The movie follows him as he performs his daily duties – packing the garbage left behind by the human race into little cubes and stacking it endlessly into almighty towers of junk. At the same time he picks through the piles for curios that capture his fancy. A lighter. A spork. A Rubik’s cube. These he brings back to his home and sorts and treasures.

Then one day an advanced and shiny ship comes down from the sky and leaves behind a mysterious ovoid robot called EVE. The movie starts at this point to become a strange kind of romance as the lonely and isolated WALL-E woos EVE by showing her his treasures and his private little world. And just when she seems to be succumbing to his bumbling charm he shows her a plant he found one day and she explodes with excitement, grabs the plant and shuts down.

I don’t really want to occupy my entire review with a scene by scene summary of the movie.

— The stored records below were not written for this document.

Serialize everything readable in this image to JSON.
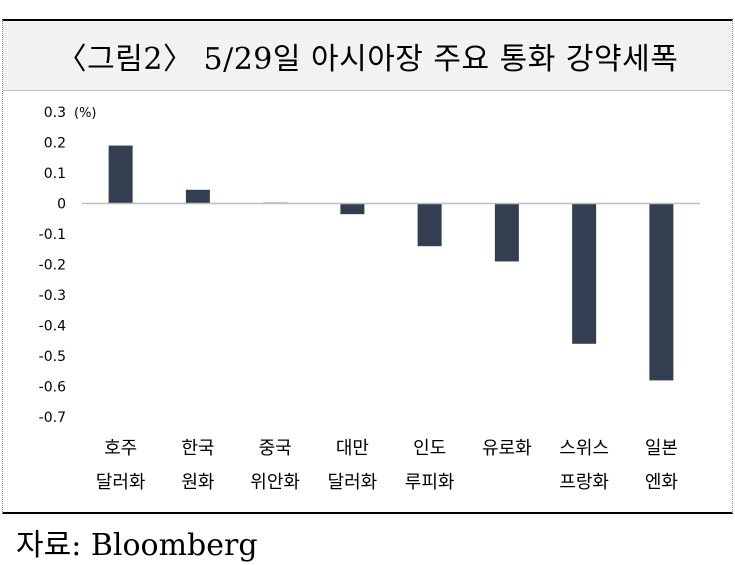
{
  "title": "〈그림2〉 5/29일 아시아장 주요 통화 강약세폭",
  "source": "자료: Bloomberg",
  "chart_data": {
    "type": "bar",
    "unit_label": "(%)",
    "categories": [
      [
        "호주",
        "달러화"
      ],
      [
        "한국",
        "원화"
      ],
      [
        "중국",
        "위안화"
      ],
      [
        "대만",
        "달러화"
      ],
      [
        "인도",
        "루피화"
      ],
      [
        "유로화",
        ""
      ],
      [
        "스위스",
        "프랑화"
      ],
      [
        "일본",
        "엔화"
      ]
    ],
    "values": [
      0.19,
      0.045,
      0.003,
      -0.035,
      -0.14,
      -0.19,
      -0.46,
      -0.58
    ],
    "ylim": [
      -0.7,
      0.3
    ],
    "yticks": [
      "0.3",
      "0.2",
      "0.1",
      "0",
      "-0.1",
      "-0.2",
      "-0.3",
      "-0.4",
      "-0.5",
      "-0.6",
      "-0.7"
    ],
    "bar_color": "#333f50",
    "axis_color": "#bfbfbf",
    "grid": false,
    "legend": "none"
  }
}
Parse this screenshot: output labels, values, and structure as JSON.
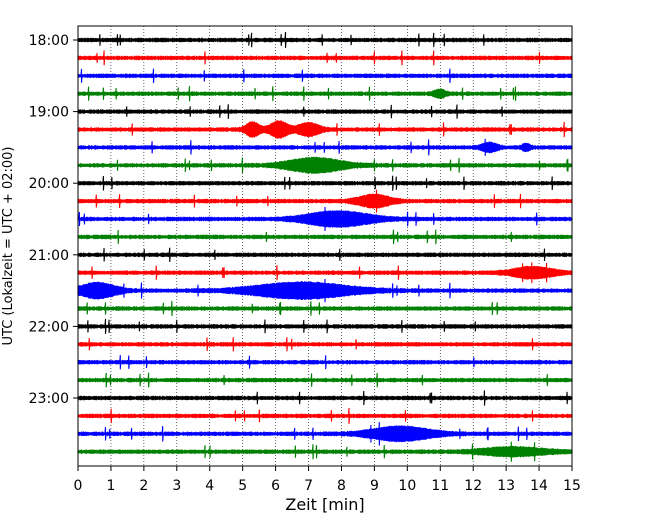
{
  "chart_data": {
    "type": "line",
    "subtype": "helicorder",
    "title": "",
    "xlabel": "Zeit  [min]",
    "ylabel": "UTC (Lokalzeit = UTC + 02:00)",
    "xlim": [
      0,
      15
    ],
    "x_ticks": [
      "0",
      "1",
      "2",
      "3",
      "4",
      "5",
      "6",
      "7",
      "8",
      "9",
      "10",
      "11",
      "12",
      "13",
      "14",
      "15"
    ],
    "y_tick_labels": [
      "18:00",
      "19:00",
      "20:00",
      "21:00",
      "22:00",
      "23:00"
    ],
    "vertical_grid": "dotted, every 1 min",
    "line_minutes": 15,
    "trace_colors": [
      "#000000",
      "#ff0000",
      "#0000ff",
      "#008000"
    ],
    "traces": [
      {
        "start": "18:00",
        "color": "#000000",
        "amplitude": 0.25,
        "bursts": []
      },
      {
        "start": "18:15",
        "color": "#ff0000",
        "amplitude": 0.25,
        "bursts": []
      },
      {
        "start": "18:30",
        "color": "#0000ff",
        "amplitude": 0.25,
        "bursts": []
      },
      {
        "start": "18:45",
        "color": "#008000",
        "amplitude": 0.25,
        "bursts": [
          {
            "min": 11.0,
            "width": 0.3,
            "amp": 0.35
          }
        ]
      },
      {
        "start": "19:00",
        "color": "#000000",
        "amplitude": 0.25,
        "bursts": []
      },
      {
        "start": "19:15",
        "color": "#ff0000",
        "amplitude": 0.25,
        "bursts": [
          {
            "min": 5.3,
            "width": 0.35,
            "amp": 0.7
          },
          {
            "min": 6.1,
            "width": 0.45,
            "amp": 0.8
          },
          {
            "min": 7.0,
            "width": 0.55,
            "amp": 0.6
          }
        ]
      },
      {
        "start": "19:30",
        "color": "#0000ff",
        "amplitude": 0.25,
        "bursts": [
          {
            "min": 12.5,
            "width": 0.4,
            "amp": 0.4
          },
          {
            "min": 13.6,
            "width": 0.2,
            "amp": 0.3
          }
        ]
      },
      {
        "start": "19:45",
        "color": "#008000",
        "amplitude": 0.25,
        "bursts": [
          {
            "min": 7.2,
            "width": 1.4,
            "amp": 0.7
          }
        ]
      },
      {
        "start": "20:00",
        "color": "#000000",
        "amplitude": 0.25,
        "bursts": []
      },
      {
        "start": "20:15",
        "color": "#ff0000",
        "amplitude": 0.25,
        "bursts": [
          {
            "min": 9.0,
            "width": 0.8,
            "amp": 0.6
          }
        ]
      },
      {
        "start": "20:30",
        "color": "#0000ff",
        "amplitude": 0.25,
        "bursts": [
          {
            "min": 7.9,
            "width": 1.6,
            "amp": 0.75
          }
        ]
      },
      {
        "start": "20:45",
        "color": "#008000",
        "amplitude": 0.25,
        "bursts": []
      },
      {
        "start": "21:00",
        "color": "#000000",
        "amplitude": 0.25,
        "bursts": []
      },
      {
        "start": "21:15",
        "color": "#ff0000",
        "amplitude": 0.25,
        "bursts": [
          {
            "min": 13.8,
            "width": 1.0,
            "amp": 0.55
          }
        ]
      },
      {
        "start": "21:30",
        "color": "#0000ff",
        "amplitude": 0.25,
        "bursts": [
          {
            "min": 0.6,
            "width": 0.9,
            "amp": 0.75
          },
          {
            "min": 6.8,
            "width": 2.4,
            "amp": 0.8
          }
        ]
      },
      {
        "start": "21:45",
        "color": "#008000",
        "amplitude": 0.25,
        "bursts": []
      },
      {
        "start": "22:00",
        "color": "#000000",
        "amplitude": 0.25,
        "bursts": []
      },
      {
        "start": "22:15",
        "color": "#ff0000",
        "amplitude": 0.25,
        "bursts": []
      },
      {
        "start": "22:30",
        "color": "#0000ff",
        "amplitude": 0.25,
        "bursts": []
      },
      {
        "start": "22:45",
        "color": "#008000",
        "amplitude": 0.25,
        "bursts": []
      },
      {
        "start": "23:00",
        "color": "#000000",
        "amplitude": 0.25,
        "bursts": []
      },
      {
        "start": "23:15",
        "color": "#ff0000",
        "amplitude": 0.25,
        "bursts": []
      },
      {
        "start": "23:30",
        "color": "#0000ff",
        "amplitude": 0.25,
        "bursts": [
          {
            "min": 9.8,
            "width": 1.5,
            "amp": 0.7
          }
        ]
      },
      {
        "start": "23:45",
        "color": "#008000",
        "amplitude": 0.25,
        "bursts": [
          {
            "min": 13.2,
            "width": 1.6,
            "amp": 0.4
          }
        ]
      }
    ]
  }
}
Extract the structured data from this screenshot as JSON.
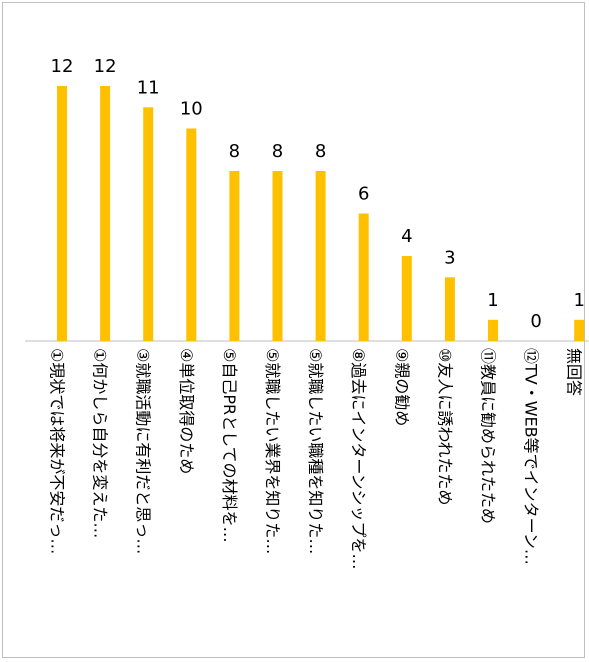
{
  "chart_data": {
    "type": "bar",
    "categories": [
      "①現状では将来が不安だっ…",
      "①何かしら自分を変えた…",
      "③就職活動に有利だと思っ…",
      "④単位取得のため",
      "⑤自己PRとしての材料を…",
      "⑤就職したい業界を知りた…",
      "⑤就職したい職種を知りた…",
      "⑧過去にインターンシップを…",
      "⑨親の勧め",
      "⑩友人に誘われたため",
      "⑪教員に勧められたため",
      "⑫TV・WEB等でインターン…",
      "無回答"
    ],
    "values": [
      12,
      12,
      11,
      10,
      8,
      8,
      8,
      6,
      4,
      3,
      1,
      0,
      1
    ],
    "ylim": [
      0,
      12
    ],
    "grid": false,
    "legend": "none",
    "colors": {
      "bar": "#FFC000",
      "axis": "#bfbfbf",
      "border": "#bfbfbf"
    }
  }
}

It seems silly for me to go on with explaining the plot. I would hope that anybody who hasn’t seen this movie already and trusts my sensibilities will take my word for it that this is my favorite Pixar film, and possibly among my top ten favorite films of all time, and they should really go see it for themselves. Let’s just say that from there the movie leaves Earth and takes us deep into space to find some of the Human survivors in their life away from home – which is a never ending luxury cruise. There’s action, humor and pathos – and even when we do find humans that talk English they are secondary characters and the heart of the film remains the comical, bumbling, soulful little WALL-E.

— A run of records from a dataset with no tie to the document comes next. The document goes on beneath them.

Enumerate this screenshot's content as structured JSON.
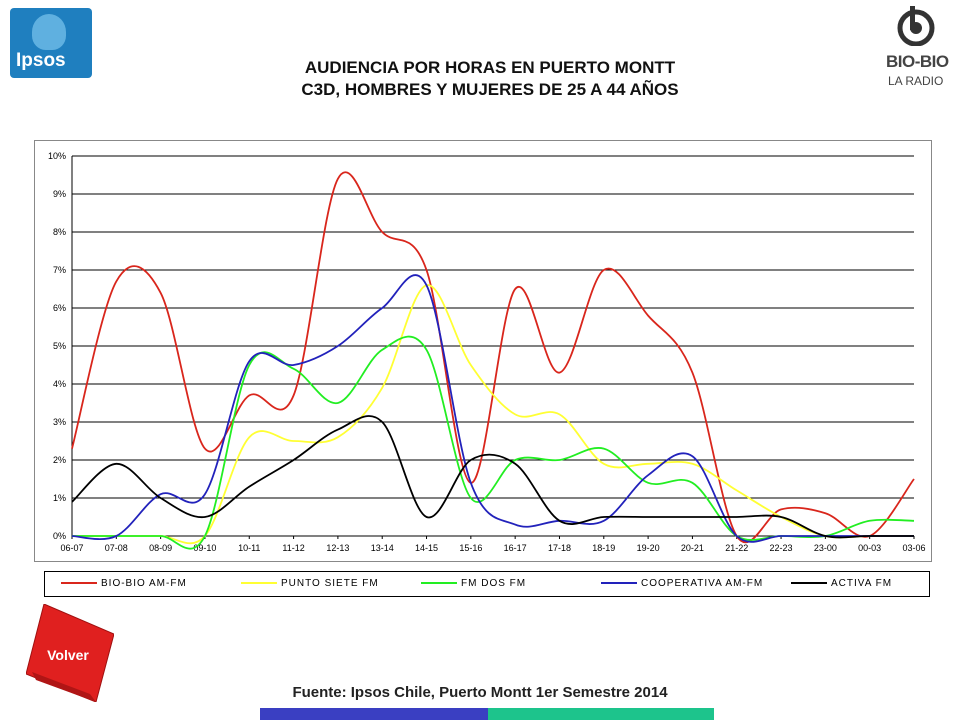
{
  "header": {
    "title_line1": "AUDIENCIA POR HORAS EN PUERTO MONTT",
    "title_line2": "C3D, HOMBRES Y MUJERES DE 25 A 44 AÑOS"
  },
  "logos": {
    "ipsos_text": "Ipsos",
    "ipsos_color": "#1f7fbf",
    "biobio_line1": "BIO-BIO",
    "biobio_line2": "LA RADIO"
  },
  "volver_label": "Volver",
  "volver_color": "#e0201f",
  "source": "Fuente: Ipsos Chile, Puerto Montt 1er Semestre 2014",
  "chart_data": {
    "type": "line",
    "title": "AUDIENCIA POR HORAS EN PUERTO MONTT C3D, HOMBRES Y MUJERES DE 25 A 44 AÑOS",
    "xlabel": "",
    "ylabel": "",
    "ylim": [
      0,
      10
    ],
    "y_ticks": [
      "0%",
      "1%",
      "2%",
      "3%",
      "4%",
      "5%",
      "6%",
      "7%",
      "8%",
      "9%",
      "10%"
    ],
    "grid": true,
    "legend_position": "bottom",
    "categories": [
      "06-07",
      "07-08",
      "08-09",
      "09-10",
      "10-11",
      "11-12",
      "12-13",
      "13-14",
      "14-15",
      "15-16",
      "16-17",
      "17-18",
      "18-19",
      "19-20",
      "20-21",
      "21-22",
      "22-23",
      "23-00",
      "00-03",
      "03-06"
    ],
    "series": [
      {
        "name": "BIO-BIO AM-FM",
        "color": "#d9261c",
        "values": [
          2.3,
          6.7,
          6.4,
          2.3,
          3.7,
          3.7,
          9.4,
          8.0,
          7.0,
          1.4,
          6.5,
          4.3,
          7.0,
          5.8,
          4.3,
          0.0,
          0.7,
          0.6,
          0.0,
          1.5
        ]
      },
      {
        "name": "PUNTO SIETE FM",
        "color": "#ffff33",
        "values": [
          0.0,
          0.0,
          0.0,
          0.0,
          2.6,
          2.5,
          2.6,
          3.9,
          6.6,
          4.5,
          3.2,
          3.2,
          1.9,
          1.9,
          1.9,
          1.2,
          0.5,
          0.0,
          0.0,
          0.0
        ]
      },
      {
        "name": "FM DOS FM",
        "color": "#22ee22",
        "values": [
          0.0,
          0.0,
          0.0,
          0.0,
          4.5,
          4.4,
          3.5,
          4.9,
          4.9,
          1.0,
          2.0,
          2.0,
          2.3,
          1.4,
          1.4,
          0.0,
          0.0,
          0.0,
          0.4,
          0.4
        ]
      },
      {
        "name": "COOPERATIVA AM-FM",
        "color": "#2222bb",
        "values": [
          0.0,
          0.0,
          1.1,
          1.1,
          4.6,
          4.5,
          5.0,
          6.0,
          6.6,
          1.4,
          0.3,
          0.4,
          0.4,
          1.6,
          2.1,
          0.0,
          0.0,
          0.0,
          0.0,
          0.0
        ]
      },
      {
        "name": "ACTIVA FM",
        "color": "#000000",
        "values": [
          0.9,
          1.9,
          1.0,
          0.5,
          1.3,
          2.0,
          2.8,
          3.0,
          0.5,
          2.0,
          1.9,
          0.4,
          0.5,
          0.5,
          0.5,
          0.5,
          0.5,
          0.0,
          0.0,
          0.0
        ]
      }
    ]
  }
}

There are also a lot of subversive sci-fi themes throughout the film as well. Not just the whole “Humanity had to abandon the Earth because they had polluted it so badly.” There’s also a message about the dangers of consumerism. All the Humans in the film are sedentary portly beings who cannot move from their mobile hover chairs, waited on hand and foot by the only corporation left in the galaxy – Buy N’ Large. (A not too subtle poke at Wal-Mart.) It really appeals to me to have these serious issues addressed in a family movie like this. I love when children are encouraged to think about things.

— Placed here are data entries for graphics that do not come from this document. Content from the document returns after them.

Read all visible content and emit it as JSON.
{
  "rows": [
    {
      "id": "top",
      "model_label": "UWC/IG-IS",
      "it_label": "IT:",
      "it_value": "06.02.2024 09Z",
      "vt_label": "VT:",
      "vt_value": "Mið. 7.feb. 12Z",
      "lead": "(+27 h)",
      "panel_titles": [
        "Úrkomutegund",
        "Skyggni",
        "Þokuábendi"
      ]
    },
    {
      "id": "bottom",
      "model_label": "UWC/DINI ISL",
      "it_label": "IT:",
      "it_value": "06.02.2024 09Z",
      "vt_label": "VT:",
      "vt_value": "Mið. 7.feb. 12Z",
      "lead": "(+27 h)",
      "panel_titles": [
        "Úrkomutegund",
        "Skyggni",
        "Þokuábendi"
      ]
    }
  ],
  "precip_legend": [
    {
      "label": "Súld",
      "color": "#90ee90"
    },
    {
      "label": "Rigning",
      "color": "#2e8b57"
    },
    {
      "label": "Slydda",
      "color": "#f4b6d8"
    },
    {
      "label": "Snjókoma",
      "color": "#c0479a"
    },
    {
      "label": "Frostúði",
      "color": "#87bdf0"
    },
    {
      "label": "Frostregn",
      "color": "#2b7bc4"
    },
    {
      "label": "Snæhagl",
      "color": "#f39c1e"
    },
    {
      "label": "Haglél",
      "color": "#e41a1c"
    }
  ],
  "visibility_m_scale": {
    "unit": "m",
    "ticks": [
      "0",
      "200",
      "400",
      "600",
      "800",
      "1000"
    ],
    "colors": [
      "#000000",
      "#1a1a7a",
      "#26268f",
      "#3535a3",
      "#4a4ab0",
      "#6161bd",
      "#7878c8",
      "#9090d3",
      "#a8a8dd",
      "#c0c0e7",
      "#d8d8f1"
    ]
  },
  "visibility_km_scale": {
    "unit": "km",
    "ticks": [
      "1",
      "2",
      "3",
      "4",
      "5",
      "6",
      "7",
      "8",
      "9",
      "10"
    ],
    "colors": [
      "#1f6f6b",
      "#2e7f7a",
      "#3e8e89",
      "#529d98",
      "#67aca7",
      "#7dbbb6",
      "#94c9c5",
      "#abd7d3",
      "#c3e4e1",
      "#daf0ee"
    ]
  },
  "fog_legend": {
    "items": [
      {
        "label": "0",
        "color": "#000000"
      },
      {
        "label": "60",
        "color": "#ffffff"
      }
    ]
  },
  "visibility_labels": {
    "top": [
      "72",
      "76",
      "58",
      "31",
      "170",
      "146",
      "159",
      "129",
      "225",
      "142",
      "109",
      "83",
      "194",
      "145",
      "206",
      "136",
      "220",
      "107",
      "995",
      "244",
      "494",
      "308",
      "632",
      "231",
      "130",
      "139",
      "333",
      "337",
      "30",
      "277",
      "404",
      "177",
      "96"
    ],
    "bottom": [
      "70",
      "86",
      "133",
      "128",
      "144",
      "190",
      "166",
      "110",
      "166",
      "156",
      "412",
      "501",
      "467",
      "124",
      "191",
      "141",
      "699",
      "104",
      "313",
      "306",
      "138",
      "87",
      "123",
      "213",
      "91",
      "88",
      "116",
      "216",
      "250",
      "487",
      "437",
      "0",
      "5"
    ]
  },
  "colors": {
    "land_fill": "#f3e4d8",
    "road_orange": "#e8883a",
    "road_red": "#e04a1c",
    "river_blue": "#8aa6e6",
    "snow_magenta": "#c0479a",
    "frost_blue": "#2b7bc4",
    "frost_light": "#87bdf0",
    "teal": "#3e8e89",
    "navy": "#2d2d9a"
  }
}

I could probably yammer on for a while about the amazing animation in this movie too. Pixar by this point have mastered the ability to work with huge, complex and intricate sets. The garbage strewn Earth would have taken the computers of even a decade ago far too long to render to be practical. It absolutely dwarfs the already impressive scale of the door-room scene at the end of Monsters, Inc or the daunting baggage sorting climax of Toy Story 2. And that’s just in the first few opening shots. There are also some impressive crowd scenes at the end of the movie that are mighty showcases for what can now be accomplished.

But the technology doesn’t make the movie. And the clever sci-fi speculation doesn’t make the movie. What makes the movie, more than anything else, is the simply brilliant performance of WALL-E himself. The animators apparently studied the masters of silent film for hints on how to convey emotion, so there’s a little Charlie Chaplin and Buster Keaton in WALL-E. He’s got such a pure, simple heart. The way he befriends just about every person and robot he encounters throughout the whole movie is so touching. (Maybe a little Jim Henson there too.)

Kudos as well to Ben Burtt – sound designer extraordinaire and the “voice” of WALL-E. It’s worth your time if you have the multi-disk set of this movie to check out Ben’s special feature documentaries on foley work and giving a voice to the whole world. Every beep, click and hum in the whole movie comes from Ben’s staggering library of strange noises, and every one is carefully placed to help give depth and character to the film. And somehow he managed to do sound for an entire movie without using his patented “Wilhelm.”

This movie touches me so deeply. It makes me laugh out loud. It makes me choke back silent tears. It even gives me a little hope for the future of humankind. How many movies out there deliver quite so much? Precious few.